In cancer research, you will encounter terms that describe clinical trial outcomes, such as Progression-Free Survival (PFS) and Event-Free Survival (EFS). Researchers use these metrics to measure how effective new treatments are. While they sound similar, PFS and EFS measure different results, and understanding them is useful for interpreting medical news and discussing treatment options.
Defining Progression-Free Survival
Progression-Free Survival (PFS) is the length of time a patient lives with a disease without it getting worse. This period begins with treatment and ends when the cancer shows measurable growth or the patient passes away from any cause. Doctors define “progression” with specific criteria, using imaging scans to measure tumor size. For instance, the Response Evaluation Criteria in Solid Tumors (RECIST) is a standard used to determine if a tumor has grown by a certain percentage.
PFS measures a treatment’s ability to control cancer, reflecting stability rather than a cure. The goal is to pause the disease’s advancement, extending the period where the patient lives with the cancer without it worsening. This endpoint is used in trials for advanced cancers where the objective is to manage the disease as a chronic condition.
Data for PFS can be collected sooner than for other long-term outcomes. This allows researchers an earlier signal about whether a new therapy is working. A drug showing a significantly longer PFS compared to a standard treatment suggests it is more effective at holding the cancer at bay.
Defining Event-Free Survival
Event-Free Survival (EFS) is a broader measure used in clinical studies. Like PFS, it measures a period from the start of treatment, but it ends when a wider range of negative outcomes, called “events,” occurs. The specific events are defined by researchers before a trial begins and vary based on the disease and treatment.
An “event” in an EFS measurement includes disease progression and death from any cause. It also includes other significant medical issues, such as the cancer returning after remission, the development of a second primary cancer, or the need to start a new line of treatment because the current one is no longer effective. For certain diseases, an event might be defined as the disease progressing to a point where a planned surgery can no longer be performed.
The flexible definition of an “event” makes EFS applicable where controlling tumor growth is not the only goal. For example, in studies for blood cancers like acute myeloid leukemia (AML), preventing relapse is a primary objective, making EFS a relevant endpoint. EFS provides a comprehensive picture of a treatment’s impact on a patient’s disease course.
Primary Distinctions and Clinical Relevance
The primary difference between the two metrics is scope. PFS has a narrow focus on disease progression and death, while EFS casts a wider net by including other predefined negative health events. This distinction has practical implications for how clinical trials are designed and interpreted.
Researchers choose between PFS and EFS based on the specific cancer and the goals of the therapy. For many advanced solid tumors where the immediate goal is to slow tumor growth, PFS is a direct and logical endpoint. It measures the treatment’s ability to control the known, measurable disease.

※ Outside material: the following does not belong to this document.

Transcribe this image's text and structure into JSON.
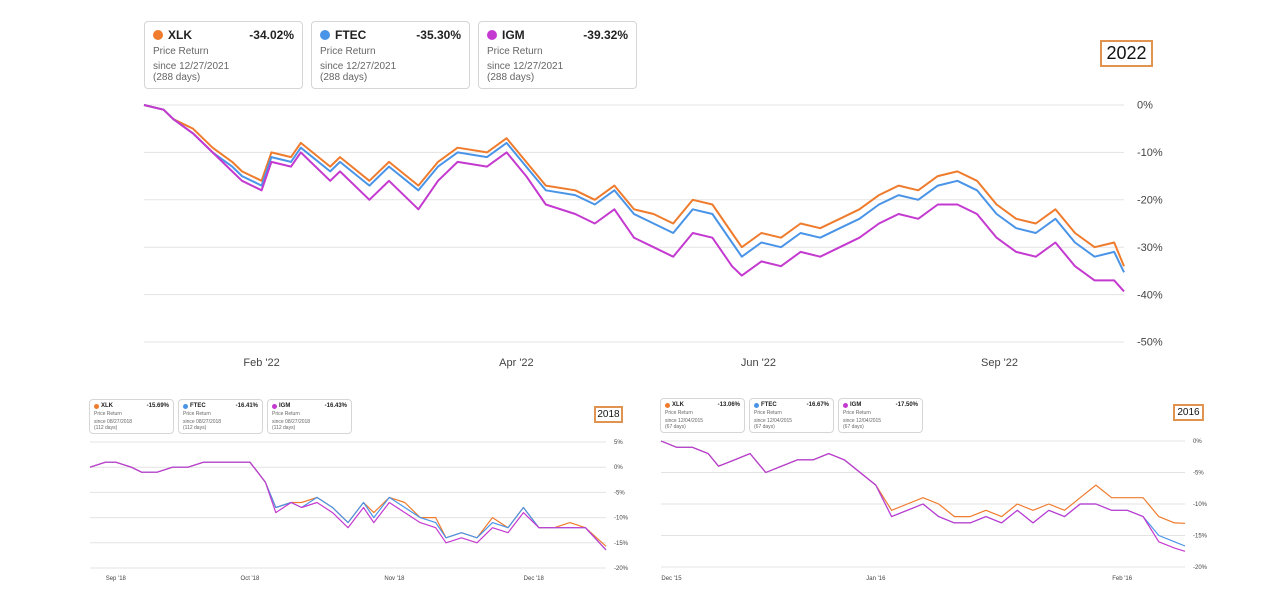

In other contexts, EFS provides more meaningful information. Consider neoadjuvant therapy, which is treatment given before surgery. In this setting, an “event” might be defined as the tumor growing to a size that makes the planned surgery impossible. EFS is also relevant in studies of adjuvant therapy—treatment given after the main treatment to prevent recurrence, making “relapse” an important event to capture. This is common in trials for breast cancer and leukemias, where long-term disease control is a primary goal.
Connection to Overall Survival
The ultimate goal of cancer treatment is helping patients live longer, which is measured by Overall Survival (OS). OS is the length of time from the start of treatment that a patient is still alive. It is considered the most definitive endpoint in clinical trials because it shows if a new treatment extends life.
Collecting OS data can take many years, especially for cancers with a longer prognosis. This is why PFS and EFS are used as surrogate endpoints, meaning they stand in for Overall Survival to provide an earlier indication of a treatment’s effectiveness. Changes in tumor size (PFS) or other disease-related events (EFS) can be measured more quickly than final survival statistics.
Using surrogate endpoints allows researchers to assess a drug’s benefit sooner. A significant improvement in PFS or EFS suggests a likely improvement in Overall Survival. This correlation allows promising new treatments to move through the regulatory approval process and become available to patients more quickly. The validity of EFS as a surrogate for OS has been studied in various cancers to ensure it is a reliable predictor.